*anat, synapse + ai lab, university of zurich*

girltron is a series of art works examining robots as subjects of culture, and perceptions people have of machines; with particular emphasis on how we personalise technology, and how these interactions make us feel. Aspects of the girltron project have included producing conceptual mixed media sculptures and digital images, an interactive website, exhibitions and a series of artist talks and workshops.

The AI Lab at the University of Zurich consists of researchers from a large diversity of backgrounds such as computer science, mathematics, physics, biology, ethology, neuroscience, psychology, philosophy, mechanical and electronic engineering co-operating on a number of projects towards the overall goal of understanding intelligence. All projects contribute to this central theme, and can be broadly applied beyond the field of AI proper, to how we view ourselves and the world around us.

I was invited to be an artist in residence at the AI Lab, University of Zurich and with the support of the Australia Council for the Arts travelled there in 2007 for a period of research and development. The AI Lab invited me as they were interested in learning about Karakuri (Japanese mechanical doll tradition) and how it could be combined with modern technology. I proposed producing the Karakuri inspired robot ‘girltron‘ in collaboration with the researchers at the Lab.

I am so honoured to have received support from ANAT via the Synapse initiative to now produce ‘girltron‘ and continue to work with the AI Lab in Zurich. My Synapse residency builds upon past initiatives encouraged and facilitated within the ‘Artists in Labs‘ (AIL) series of residencies, where numerous projects have been hosted and realized within the AI Lab in Zurich.

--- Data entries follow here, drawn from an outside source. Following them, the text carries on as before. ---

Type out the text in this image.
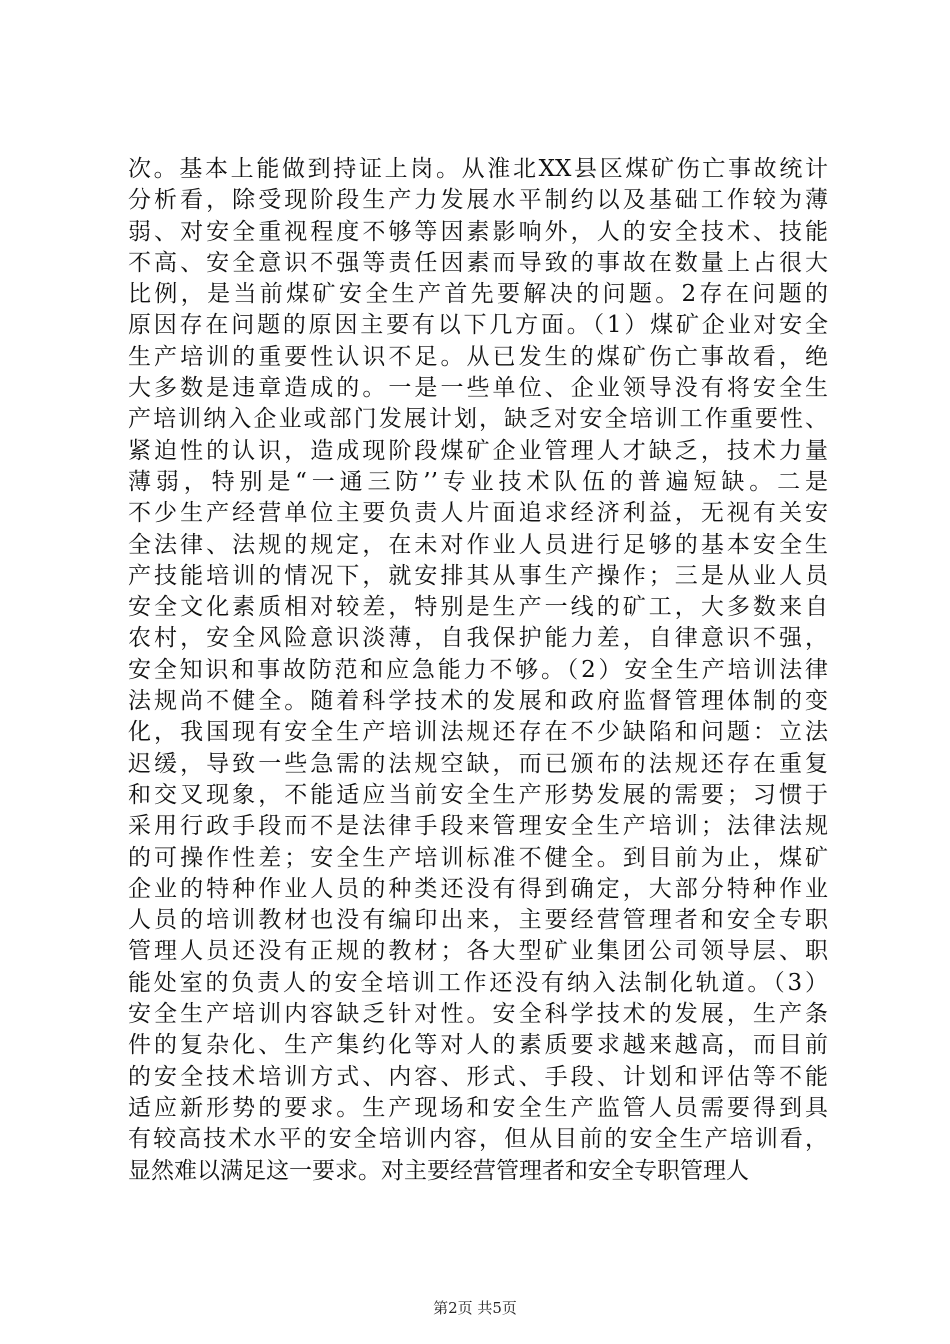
次。基本上能做到持证上岗。从淮北XX县区煤矿伤亡事故统计
分析看，除受现阶段生产力发展水平制约以及基础工作较为薄
弱、对安全重视程度不够等因素影响外，人的安全技术、技能
不高、安全意识不强等责任因素而导致的事故在数量上占很大
比例，是当前煤矿安全生产首先要解决的问题。2存在问题的
原因存在问题的原因主要有以下几方面。（1）煤矿企业对安全
生产培训的重要性认识不足。从已发生的煤矿伤亡事故看，绝
大多数是违章造成的。一是一些单位、企业领导没有将安全生
产培训纳入企业或部门发展计划，缺乏对安全培训工作重要性、
紧迫性的认识，造成现阶段煤矿企业管理人才缺乏，技术力量
薄弱，特别是“一通三防’’专业技术队伍的普遍短缺。二是
不少生产经营单位主要负责人片面追求经济利益，无视有关安
全法律、法规的规定，在未对作业人员进行足够的基本安全生
产技能培训的情况下，就安排其从事生产操作；三是从业人员
安全文化素质相对较差，特别是生产一线的矿工，大多数来自
农村，安全风险意识淡薄，自我保护能力差，自律意识不强，
安全知识和事故防范和应急能力不够。（2）安全生产培训法律
法规尚不健全。随着科学技术的发展和政府监督管理体制的变
化，我国现有安全生产培训法规还存在不少缺陷和问题：立法
迟缓，导致一些急需的法规空缺，而已颁布的法规还存在重复
和交叉现象，不能适应当前安全生产形势发展的需要；习惯于
采用行政手段而不是法律手段来管理安全生产培训；法律法规
的可操作性差；安全生产培训标准不健全。到目前为止，煤矿
企业的特种作业人员的种类还没有得到确定，大部分特种作业
人员的培训教材也没有编印出来，主要经营管理者和安全专职
管理人员还没有正规的教材；各大型矿业集团公司领导层、职
能处室的负责人的安全培训工作还没有纳入法制化轨道。（3）
安全生产培训内容缺乏针对性。安全科学技术的发展，生产条
件的复杂化、生产集约化等对人的素质要求越来越高，而目前
的安全技术培训方式、内容、形式、手段、计划和评估等不能
适应新形势的要求。生产现场和安全生产监管人员需要得到具
有较高技术水平的安全培训内容，但从目前的安全生产培训看，
显然难以满足这一要求。对主要经营管理者和安全专职管理人
第2页 共5页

Below is a brief summary about the ‘girltron‘ project-

“girltron will be intricate and sophisticated, incorporating traditional craft practice with sophisticated Artificial Intelligence (AI) techniques to create an embodied interactive character. Mechanical elements used in traditional Japanese Karakuri puppet performance will be employed to convey different forms of abstract expression. girltron aims to highlight the importance of fusing science with broader cultural and social aspects, whilst recognizing the role of tradition in a modern context.”

Being able to produce my project in Switzerland is a dream come true! There is such a long history in both Switzerland and Japan, via respective traditions, relating to mechancical clocks and automata. . I am so excited to be able to immerse myself in Swiss automata culture, being based at the AI lab surrounded by modern research and technology, whilst utilising my knowledge of Karakuri.